When Kierkegaard studied at the University of Copenhagen, he like all others was expected to train himself in the philosophy of Hegel — at the time considered the greatest of modern philosophers. Kierkegaard, however, was not at all impressed with Hegel’s ideas. Kierkegaard believed that in his effort to capture all of reality in a single philosophical system, Hegel missed two key ingredients: the nature of existence itself and the vital nature of individual human experience (which, for Kierkegaard, where basically the same thing — but it can help to comprehend things better by separating them).

At the center of Kierkegaard’s philosophy stands the individual human being who exists. This person strives, learns, develops, chooses, decides — in short, a person who commits themself to some course of action that defines their existence as opposed to someone else’s existence and as opposed to non-living things. For Kierkegaard, “existence” is not a passive state but rather an active engagement with the world and with one’s life. None of this could be found in Hegel.

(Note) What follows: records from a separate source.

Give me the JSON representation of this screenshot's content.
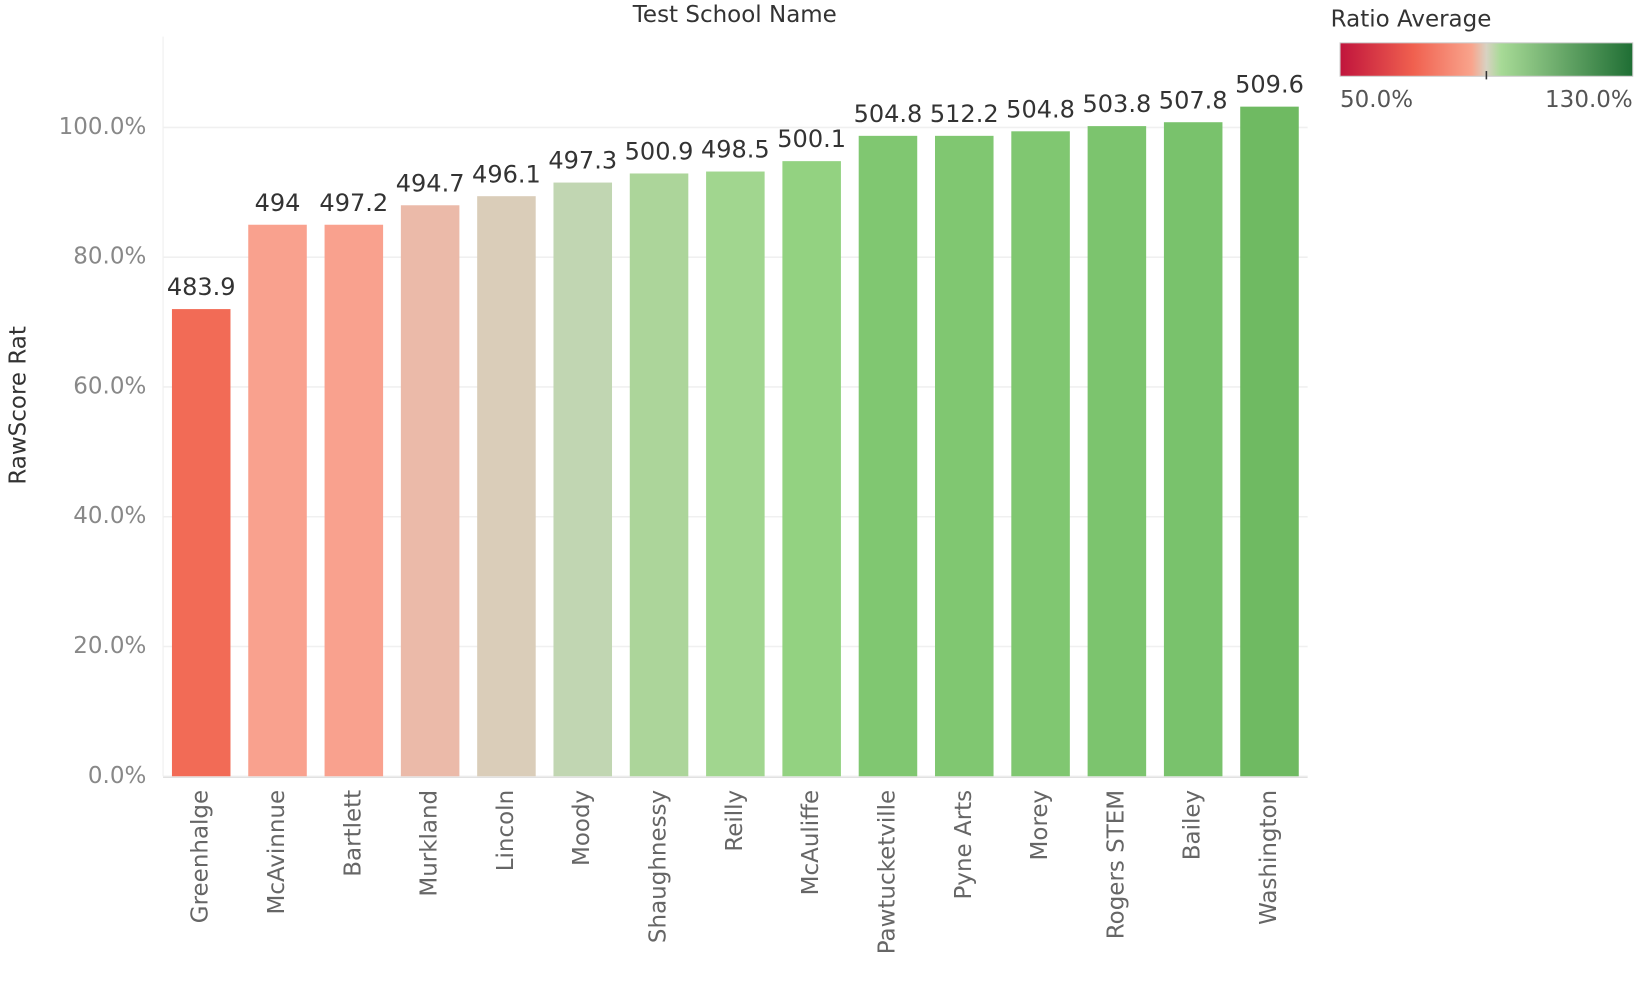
{
  "chart_data": {
    "type": "bar",
    "title": "Test School Name",
    "ylabel": "RawScore Rat",
    "categories": [
      "Greenhalge",
      "McAvinnue",
      "Bartlett",
      "Murkland",
      "Lincoln",
      "Moody",
      "Shaughnessy",
      "Reilly",
      "McAuliffe",
      "Pawtucketville",
      "Pyne Arts",
      "Morey",
      "Rogers STEM",
      "Bailey",
      "Washington"
    ],
    "values": [
      72,
      85,
      85,
      88,
      89.4,
      91.5,
      92.9,
      93.2,
      94.8,
      98.7,
      98.7,
      99.4,
      100.2,
      100.8,
      103.2
    ],
    "data_labels": [
      483.9,
      494.0,
      497.2,
      494.7,
      496.1,
      497.3,
      500.9,
      498.5,
      500.1,
      504.8,
      512.2,
      504.8,
      503.8,
      507.8,
      509.6
    ],
    "colors": [
      "#f26b56",
      "#f9a18e",
      "#f9a18e",
      "#ebbaa9",
      "#dacdb9",
      "#c1d6b2",
      "#acd59a",
      "#a1d68f",
      "#93d281",
      "#80c771",
      "#80c771",
      "#80c771",
      "#7cc46e",
      "#79c26c",
      "#6fba62"
    ],
    "ylim": [
      0,
      114
    ],
    "yticks": [
      {
        "value": 0,
        "label": "0.0%"
      },
      {
        "value": 20,
        "label": "20.0%"
      },
      {
        "value": 40,
        "label": "40.0%"
      },
      {
        "value": 60,
        "label": "60.0%"
      },
      {
        "value": 80,
        "label": "80.0%"
      },
      {
        "value": 100,
        "label": "100.0%"
      }
    ],
    "grid": true,
    "legend": {
      "title": "Ratio Average",
      "range": [
        50,
        130
      ],
      "ticks": [
        {
          "value": 50,
          "label": "50.0%"
        },
        {
          "value": 130,
          "label": "130.0%"
        }
      ]
    }
  }
}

We are all, as human beings, caught up in the web of existence. We all exist — and because of this, we all face the necessity of making choices, reaching decisions, and eventually committing ourselves in some fashion to some agenda. An important aspect of Kierkegaard’s philosophy in this matter was his distinction between objective truths, which included the correspondence between facts and beliefs, and subjective truths, which include our passionate commitment to ideas and beliefs.

Kierkegaard argued that there were three basic stages of understanding themselves and relating to the world that a person could pass through. The first he called the aesthetic stage — in this, a person experiments with different beliefs but never fully commits to any of them. The second he called the ethical stage — here, a person does commit and does act decisively, but on what are presumed to be rational grounds. The third and final stage Kierkegaard called “religious.” At that point, a person commits to God, but based upon a leap of faith rather than any objective, rational standards.

For Kierkegaard, religion is characterized not by objective truths (factual information about the world) but rather subjective truths (passion and commitment). Religion is made meaningful and relevant by our passionate commitment to what we believe and what we want out of life, regardless of whether it can be rationally and mathematically described. For the religious person to say that such-and-such is “true,” they are saying that it is “true for me” because it is a truth that this person lives in an immediate and existential way rather than simply observes at a distance.

Such religious commitment is self-validating and impervious to external, skeptical critique. It is either something we have or something we lack, but not something which can be justified to others through reference to objective truths. It is, in short, the religious philosophy of both saints and fanatics — and Kierkegaard can offer no way to distinguish one from the other.